Zimbabweans must brace for a Christmas cash crunch if the country’s banking sector makes good their threat to strike next week.
The Zimbabwe Banks and Allied Workers’ Union (Zibawu) said on Thursday its members would down tools to press for a 100% salary increment for the period between June 2010 and July 2011.
“Zibawu hereby advises all customers of commercial banks operating in Zimbabwe that its members will embark on a collective job action anytime next week,” the union said in a statement.
Zibawu president Peter Mutasa said financial institutions that would be closed due to the strike action included Standard Chartered Bank, Stanbic Bank, CBZ Bank, NMB Bank, IDBZ Bank, Barclays Bank, POSB Bank and Kingdom Bank.

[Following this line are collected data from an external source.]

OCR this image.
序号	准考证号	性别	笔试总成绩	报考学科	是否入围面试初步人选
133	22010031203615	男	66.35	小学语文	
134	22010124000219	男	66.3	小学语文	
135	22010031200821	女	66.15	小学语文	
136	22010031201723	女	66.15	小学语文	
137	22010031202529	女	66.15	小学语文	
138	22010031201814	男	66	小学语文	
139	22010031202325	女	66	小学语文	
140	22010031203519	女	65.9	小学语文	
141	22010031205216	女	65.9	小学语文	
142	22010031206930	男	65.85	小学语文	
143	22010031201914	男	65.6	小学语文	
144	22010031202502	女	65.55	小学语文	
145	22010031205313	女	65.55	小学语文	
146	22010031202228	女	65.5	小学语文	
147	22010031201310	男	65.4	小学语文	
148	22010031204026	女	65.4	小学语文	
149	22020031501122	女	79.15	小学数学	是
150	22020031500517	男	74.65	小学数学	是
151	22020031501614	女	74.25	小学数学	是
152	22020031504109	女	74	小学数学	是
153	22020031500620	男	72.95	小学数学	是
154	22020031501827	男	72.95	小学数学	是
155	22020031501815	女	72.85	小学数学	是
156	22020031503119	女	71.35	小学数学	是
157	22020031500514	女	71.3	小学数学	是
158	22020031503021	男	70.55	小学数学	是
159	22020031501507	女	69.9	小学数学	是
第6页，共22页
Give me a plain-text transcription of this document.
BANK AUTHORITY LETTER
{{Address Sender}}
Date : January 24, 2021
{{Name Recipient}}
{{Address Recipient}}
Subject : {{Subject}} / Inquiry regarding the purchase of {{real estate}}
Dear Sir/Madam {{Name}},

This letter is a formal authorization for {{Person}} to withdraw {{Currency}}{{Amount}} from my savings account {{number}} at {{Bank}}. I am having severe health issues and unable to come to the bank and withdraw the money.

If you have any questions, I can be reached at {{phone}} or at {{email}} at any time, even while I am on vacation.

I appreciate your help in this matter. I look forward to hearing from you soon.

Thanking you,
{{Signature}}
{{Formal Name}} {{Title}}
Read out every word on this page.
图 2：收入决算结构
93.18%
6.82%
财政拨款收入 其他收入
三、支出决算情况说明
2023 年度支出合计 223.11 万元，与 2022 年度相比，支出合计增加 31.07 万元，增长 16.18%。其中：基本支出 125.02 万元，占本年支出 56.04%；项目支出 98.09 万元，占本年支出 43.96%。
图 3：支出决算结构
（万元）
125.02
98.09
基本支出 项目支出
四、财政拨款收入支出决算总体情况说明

“We are saying money is now there in the banking sector and there should be an equitable distribution of proceeds between bank employees and their executives,” Mutasa said.
Bank workers, he said, were still earning salaries in the range of $273 per month while bank executives were paid an average of $15 000 in basic salary, excluding allowances and other benefits.
“Our actions are not without reason as our members are still earning way below the poverty datum line against a background where most banks are posting huge profits. Banks are currently not paying interest on depositors’ funds yet they are charging exorbitant service fees which are not translating into meaningful benefits to bank employees,” Zibawu said.
The bank employees said they realised the inconvenience their action was likely to cause on “innocent customers, especially this festive season”, but said they would not continue to allow a situation where bank executives lived in luxury while customers, employees and government survived on “leftovers”.
Bankers’ Association of Zimbabwe (BAZ) president John Mushayavanhu said the workers’ demand for a 100% increment was “a dream that could not be transformed into reality”.
He said BAZ had been negotiating with Zibawu but had failed to agree on the workers’ 100% salary increase demands. He refuted claims that workers were earning an average of $273, saying the minimum salary for bankers was $489 which was at par with regional salary levels.
“What they are getting now is a minimum wage and we are prepared to give them an inflation-adjusted wage,” Mushayavanhu said.
“We have already given them a 5% salary increase from June 2010, which is above the inflation rate,” he said.
Mushayavanhu said middle managers were getting an average salary of $1 000 per month while top managers were getting between $1 500 and $2 000 per month.